One of the key factors to marketing success in the Middle East is understanding and relating with an Arab audience. Given that Arabic is the main language of more than 300 million people it is essential that a brand figure out when and how to localize their logo into the Arabic language to be effective in the region. It is important that the Arabization of a brand’s logo and name be done in a way that is both easy to read in Arabic while maintaining the overall theme and colors that the brand has in English. In this post we will give examples of some big brands that have done a great job at localizing their logos in an easy to read format while maintain the branding.
Subway has gained huge popularity in the Middle East and you can now find the franchise across many of the countries in the GCC, the Levant, and North African. Subway used innovative designers to capture the famous white and yellow logo and flip it around for Arabic. They were even able to incorporate the arrows at the beginning and the end of the logo to give it that truly Subway feel.
GAP isn’t as popular in the Middle East as some other brands but that didn’t stop them from creating a great Arabic logo. The localized version of the logo maintains the same white lettering and navy blue background. Most noteworthy was GAP’s use of serifs on the 3 Arabic letters. These types of serifs are almost completely foreign to Arabic but GAP was able to use them in a way that was easy to read.
The UK based clothing retailer is no stranger to localization of their brand with 1,150 stores across 26 countries. Despite this they did a particularly phenomenal job on getting the Arab version of their logo just right. Of particular interest was the way they were able to get the swooping letters in Arabic and English to look so similar.
Burger King is another fast food franchise that is starting to pop up all over the Middle East. Not that this one was that complicated, Burger King was able to maintain the bold white lettering on a red background for their localized Arabic logo as well.
Fujiyama is one of the coolest logos and font renderings we saw in the region. This Japanese restaurant is an awesome example of what happens when 3 different cultures collide. It’s awesome to see that in both Arabic and English you can create a font that mimics the look and feel of Japanese writing.
15-20 years ago if you said that an American Coffee brand would dominate the Arab coffee shop landscape in the Middle East many wouldn’t have believed you. Yet Starbucks has done just that, their coffee shops can be found packed out throughout the Middle East. Part of their success in the region might be due to the fact that they were able to easily create an Arabic logo that closely matches their English one. In addition to their logo, Starbucks often does an amazing job of including Arabesque interior design elements in their coffee shops in the region. See our in depth article on the Starbucks in the Middle East.
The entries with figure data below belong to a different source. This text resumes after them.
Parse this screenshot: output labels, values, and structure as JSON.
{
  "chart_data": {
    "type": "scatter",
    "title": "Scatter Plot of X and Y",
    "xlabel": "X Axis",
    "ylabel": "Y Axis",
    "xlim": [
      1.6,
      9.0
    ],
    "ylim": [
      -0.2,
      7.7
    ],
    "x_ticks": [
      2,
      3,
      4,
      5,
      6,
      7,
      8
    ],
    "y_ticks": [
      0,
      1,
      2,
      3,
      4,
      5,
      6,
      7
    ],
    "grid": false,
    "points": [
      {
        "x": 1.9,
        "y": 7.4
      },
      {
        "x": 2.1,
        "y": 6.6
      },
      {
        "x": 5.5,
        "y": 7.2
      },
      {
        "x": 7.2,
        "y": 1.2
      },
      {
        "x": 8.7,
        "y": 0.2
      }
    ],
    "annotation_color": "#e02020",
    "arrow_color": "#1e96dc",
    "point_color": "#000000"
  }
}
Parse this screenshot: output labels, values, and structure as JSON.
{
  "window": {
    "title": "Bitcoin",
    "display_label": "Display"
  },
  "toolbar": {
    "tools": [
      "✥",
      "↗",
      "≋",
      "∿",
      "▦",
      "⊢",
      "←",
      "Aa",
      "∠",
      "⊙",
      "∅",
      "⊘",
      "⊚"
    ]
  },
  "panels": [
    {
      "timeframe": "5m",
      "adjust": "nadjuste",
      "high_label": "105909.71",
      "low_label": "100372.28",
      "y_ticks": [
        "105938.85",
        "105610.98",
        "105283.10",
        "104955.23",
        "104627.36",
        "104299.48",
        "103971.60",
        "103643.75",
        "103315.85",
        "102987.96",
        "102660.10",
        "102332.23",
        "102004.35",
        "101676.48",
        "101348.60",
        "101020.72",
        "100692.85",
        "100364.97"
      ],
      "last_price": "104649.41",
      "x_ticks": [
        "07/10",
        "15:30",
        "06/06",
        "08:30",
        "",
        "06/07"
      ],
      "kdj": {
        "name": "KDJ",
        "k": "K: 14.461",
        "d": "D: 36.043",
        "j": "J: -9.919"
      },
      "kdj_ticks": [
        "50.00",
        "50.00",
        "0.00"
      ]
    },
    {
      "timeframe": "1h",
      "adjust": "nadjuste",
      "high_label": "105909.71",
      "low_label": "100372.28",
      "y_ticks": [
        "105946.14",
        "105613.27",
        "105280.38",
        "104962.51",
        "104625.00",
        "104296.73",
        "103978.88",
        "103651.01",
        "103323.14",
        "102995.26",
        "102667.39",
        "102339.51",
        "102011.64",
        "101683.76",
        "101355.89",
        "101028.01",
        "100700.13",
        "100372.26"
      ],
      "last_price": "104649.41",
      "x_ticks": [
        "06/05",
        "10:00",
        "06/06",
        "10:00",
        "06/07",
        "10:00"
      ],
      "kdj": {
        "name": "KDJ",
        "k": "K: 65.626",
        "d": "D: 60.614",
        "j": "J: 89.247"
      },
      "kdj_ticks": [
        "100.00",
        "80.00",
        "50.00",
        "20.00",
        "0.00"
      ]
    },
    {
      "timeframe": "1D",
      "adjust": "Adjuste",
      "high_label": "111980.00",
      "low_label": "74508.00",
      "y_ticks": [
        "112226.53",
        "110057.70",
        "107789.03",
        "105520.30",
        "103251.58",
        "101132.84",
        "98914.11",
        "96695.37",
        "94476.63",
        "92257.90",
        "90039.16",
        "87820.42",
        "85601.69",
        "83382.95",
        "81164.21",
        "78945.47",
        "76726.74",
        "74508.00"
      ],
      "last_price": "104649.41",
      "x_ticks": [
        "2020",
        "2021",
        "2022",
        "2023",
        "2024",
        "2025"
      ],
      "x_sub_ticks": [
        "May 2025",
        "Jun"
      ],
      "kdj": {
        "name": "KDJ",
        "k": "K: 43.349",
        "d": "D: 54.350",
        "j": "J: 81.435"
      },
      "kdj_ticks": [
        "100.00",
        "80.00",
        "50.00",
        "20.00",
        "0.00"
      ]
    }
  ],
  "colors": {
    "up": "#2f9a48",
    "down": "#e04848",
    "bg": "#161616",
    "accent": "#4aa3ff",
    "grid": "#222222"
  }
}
Guess most likely ran into some challenges with the Arabic version of their logo. Even though they were able to keep the Arabic font the same color as the English one there are several issues we see with this one. First, for most Arabic speakers the above rendering of Guess in Arabic is going to be pronounced “Jess”, only the Cairene dialect would pronounce it Guess. Second, and this is probably unavoidable, but since in Arabic the it only takes 2 letters to spell Guess it makes the Arabic version considerably shorter than the 5 letter English version. Finally though the English logo uses a font with serifs, the Arabic version doesn’t.
Everybody loves pizza and Arabs are no exception. In light of this, Pizza Hut has been vastly popular throughout the MENA region. Though the Arabic font they use in their Arabic logo isn’t the most easy to read it almost exactly mimics the English font. With the addition of the hut shape it’s easy to notice this is Pizza Hut even if you don’t read Arabic.
Kentucky Fried Chicken or in Arabic “Kentucky Chicken” is another restaurant that has been tremendously popular in the region. Given that Kentucky Fried Chicken rebranded as KFC many years ago it created a dilemma for how to brand KFC in Arabic countries where KFC didn’t have a clear meaning and there wasn’t yet the KFC brand recognition. In light of this it appears KFC decided to go with a shortened meaningful version of their name “Kentucky Chicken” instead of the abbreviation. Regardless, the Arabic and English logos both utilize an italicized white font on a red back ground. Since the Arabic logo is composed of two full words it is much longer than the English abbreviation. Though we think this was a wise choice it may have made it more difficult for KFC to have both the Arabic and English spelling on marketing materials while keeping balance between the space taken up by each language.
Though this isn’t a complete list of all big brands’ logos in Arabic, we hope you enjoyed it and got some insight into what makes a localized Arabic version of a logo good.